L’acqua è stata ed è tuttora una delle più efficaci fonti di energia dalla quale l’uomo ha tratto supporto e profitto, ma prima dell’utilizzo a fini energetici, egli dovette risolvere il problema di attingere, distribuire e razionalizzare tale risorsa in modo da renderla utilizzabile.
In Medio Oriente, almeno dal i sec. a.C., fu utilizzato un sistema circolare che attraverso il ribaltamento ciclico di scodelle (il cosiddetto sistema “a norie”) permetteva il trasporto dell’acqua da un livello a un altro. Da allora, pur con l’apporto della tecnologia idrica dei Romani, gli avanzamenti furono pochi ma soprattutto, eccezion fatta per una crescente capacità di derivazione di canali da un corso d’acqua.

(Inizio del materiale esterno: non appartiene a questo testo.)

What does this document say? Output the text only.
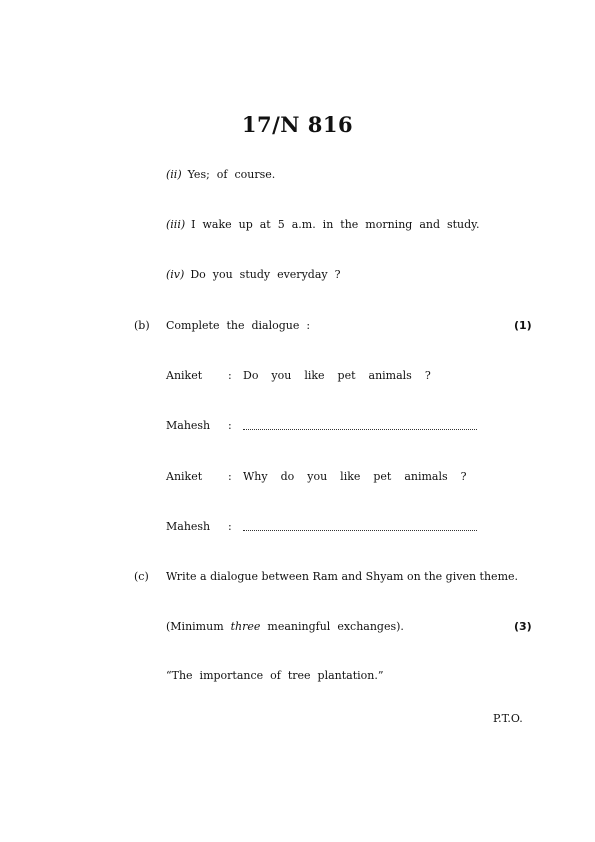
17/N 816
(ii) Yes;  of  course.
(iii) I  wake  up  at  5  a.m.  in  the  morning  and  study.
(iv) Do  you  study  everyday  ?
(b) Complete  the  dialogue  :	(1)
Aniket : Do  you  like  pet  animals  ?
Mahesh :
Aniket : Why  do  you  like  pet  animals  ?
Mahesh :
(c) Write a dialogue between Ram and Shyam on the given theme.
(Minimum three meaningful  exchanges).	(3)
“The  importance  of  tree  plantation.”
P.T.O.
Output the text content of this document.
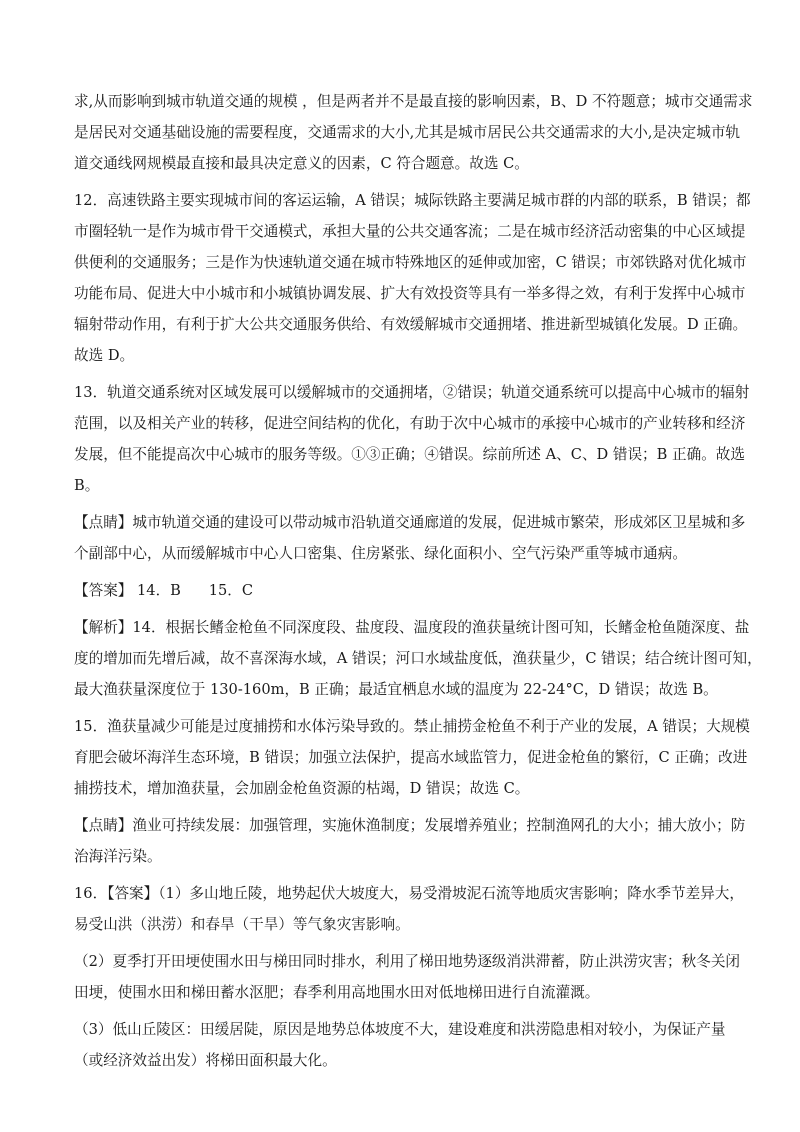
求,从而影响到城市轨道交通的规模 ，但是两者并不是最直接的影响因素，B、D 不符题意；城市交通需求
是居民对交通基础设施的需要程度，交通需求的大小,尤其是城市居民公共交通需求的大小,是决定城市轨
道交通线网规模最直接和最具决定意义的因素，C 符合题意。故选 C。
12．高速铁路主要实现城市间的客运运输，A 错误；城际铁路主要满足城市群的内部的联系，B 错误；都
市圈轻轨一是作为城市骨干交通模式，承担大量的公共交通客流；二是在城市经济活动密集的中心区域提
供便利的交通服务；三是作为快速轨道交通在城市特殊地区的延伸或加密，C 错误；市郊铁路对优化城市
功能布局、促进大中小城市和小城镇协调发展、扩大有效投资等具有一举多得之效，有利于发挥中心城市
辐射带动作用，有利于扩大公共交通服务供给、有效缓解城市交通拥堵、推进新型城镇化发展。D 正确。
故选 D。
13．轨道交通系统对区域发展可以缓解城市的交通拥堵，②错误；轨道交通系统可以提高中心城市的辐射
范围，以及相关产业的转移，促进空间结构的优化，有助于次中心城市的承接中心城市的产业转移和经济
发展，但不能提高次中心城市的服务等级。①③正确；④错误。综前所述 A、C、D 错误；B 正确。故选
B。
【点睛】城市轨道交通的建设可以带动城市沿轨道交通廊道的发展，促进城市繁荣，形成郊区卫星城和多
个副部中心，从而缓解城市中心人口密集、住房紧张、绿化面积小、空气污染严重等城市通病。
【答案】 14．B      15．C
【解析】14．根据长鳍金枪鱼不同深度段、盐度段、温度段的渔获量统计图可知，长鳍金枪鱼随深度、盐
度的增加而先增后减，故不喜深海水域，A 错误；河口水域盐度低，渔获量少，C 错误；结合统计图可知，
最大渔获量深度位于 130-160m，B 正确；最适宜栖息水域的温度为 22-24°C，D 错误；故选 B。
15．渔获量减少可能是过度捕捞和水体污染导致的。禁止捕捞金枪鱼不利于产业的发展，A 错误；大规模
育肥会破坏海洋生态环境，B 错误；加强立法保护，提高水域监管力，促进金枪鱼的繁衍，C 正确；改进
捕捞技术，增加渔获量，会加剧金枪鱼资源的枯竭，D 错误；故选 C。
【点睛】渔业可持续发展：加强管理，实施休渔制度；发展增养殖业；控制渔网孔的大小；捕大放小；防
治海洋污染。
16．【答案】（1）多山地丘陵，地势起伏大坡度大，易受滑坡泥石流等地质灾害影响；降水季节差异大，
易受山洪（洪涝）和春旱（干旱）等气象灾害影响。
（2）夏季打开田埂使围水田与梯田同时排水，利用了梯田地势逐级消洪滞蓄，防止洪涝灾害；秋冬关闭
田埂，使围水田和梯田蓄水沤肥；春季利用高地围水田对低地梯田进行自流灌溉。
（3）低山丘陵区：田缓居陡，原因是地势总体坡度不大，建设难度和洪涝隐患相对较小，为保证产量
（或经济效益出发）将梯田面积最大化。
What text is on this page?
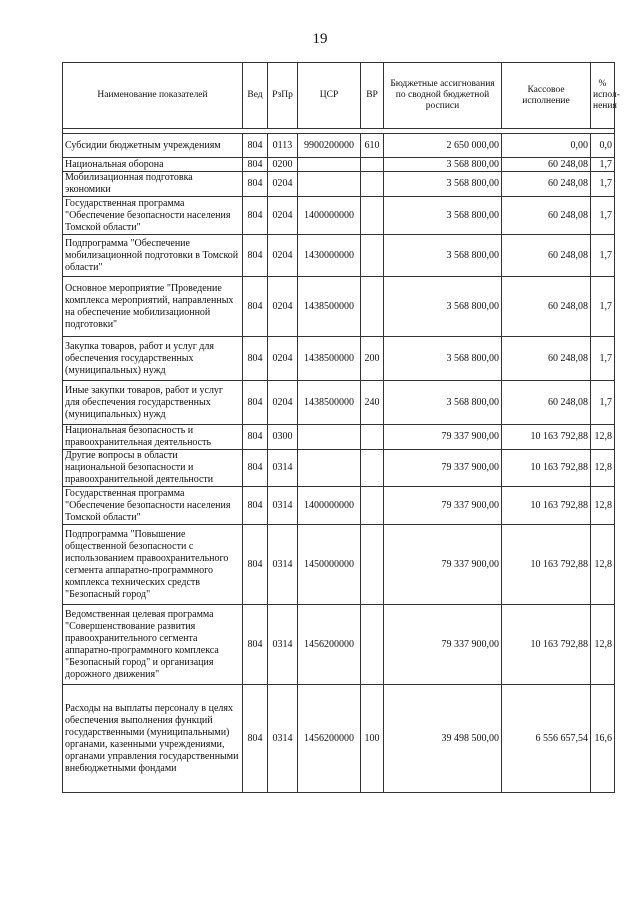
19
Наименование показателей	Вед	РзПр	ЦСР	ВР	Бюджетные ассигнования по сводной бюджетной росписи	Кассовое исполнение	% испол-нения

Субсидии бюджетным учреждениям	804	0113	9900200000	610	2 650 000,00	0,00	0,0
Национальная оборона	804	0200			3 568 800,00	60 248,08	1,7
Мобилизационная подготовка экономики	804	0204			3 568 800,00	60 248,08	1,7
Государственная программа "Обеспечение безопасности населения Томской области"	804	0204	1400000000		3 568 800,00	60 248,08	1,7
Подпрограмма "Обеспечение мобилизационной подготовки в Томской области"	804	0204	1430000000		3 568 800,00	60 248,08	1,7
Основное мероприятие "Проведение комплекса мероприятий, направленных на обеспечение мобилизационной подготовки"	804	0204	1438500000		3 568 800,00	60 248,08	1,7
Закупка товаров, работ и услуг для обеспечения государственных (муниципальных) нужд	804	0204	1438500000	200	3 568 800,00	60 248,08	1,7
Иные закупки товаров, работ и услуг для обеспечения государственных (муниципальных) нужд	804	0204	1438500000	240	3 568 800,00	60 248,08	1,7
Национальная безопасность и правоохранительная деятельность	804	0300			79 337 900,00	10 163 792,88	12,8
Другие вопросы в области национальной безопасности и правоохранительной деятельности	804	0314			79 337 900,00	10 163 792,88	12,8
Государственная программа "Обеспечение безопасности населения Томской области"	804	0314	1400000000		79 337 900,00	10 163 792,88	12,8
Подпрограмма "Повышение общественной безопасности с использованием правоохранительного сегмента аппаратно-программного комплекса технических средств "Безопасный город"	804	0314	1450000000		79 337 900,00	10 163 792,88	12,8
Ведомственная целевая программа "Совершенствование развития правоохранительного сегмента аппаратно-программного комплекса "Безопасный город" и организация дорожного движения"	804	0314	1456200000		79 337 900,00	10 163 792,88	12,8
Расходы на выплаты персоналу в целях обеспечения выполнения функций государственными (муниципальными) органами, казенными учреждениями, органами управления государственными внебюджетными фондами	804	0314	1456200000	100	39 498 500,00	6 556 657,54	16,6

Una rilevante accelerazione si ebbe nel periodo rinascimentale, con i primi tentativi di quantificazione numerica delle risorse idriche; ciò avvenne proprio in Italia perché la penisola era (e rimane) molto più scarsamente rifornita di acqua rispetto ai paesi del Nord Europa: l’acqua era un bene, poiché, essendo limitato, era suscettibile di valutazione economica.
La prima macchina che consentì di sfruttare l’energia cinetica di un corso d’acqua in energia fu il mulino. Si hanno testimonianze di mulini ad acqua sin dal i sec. a.C., in epoca romana, e la tecnologia dei mulini non cambiò di molto sino a tutto il Medioevo.
Il funzionamento era basato sul flusso continuo e unidirezionale di un corso d’acqua che con il suo scorrere metteva in rotazione le pale del mulino. La trasmissione del moto della ruota avveniva per mezzo di ruote dentate.
Una prima forma di evoluzione, che non fosse solamente circoscritta a ottimizzare le prestazioni del mulino in sé, fu quella di mettere quasi in serie e in parallelo più mulini, l’uno in prossimità all’altro.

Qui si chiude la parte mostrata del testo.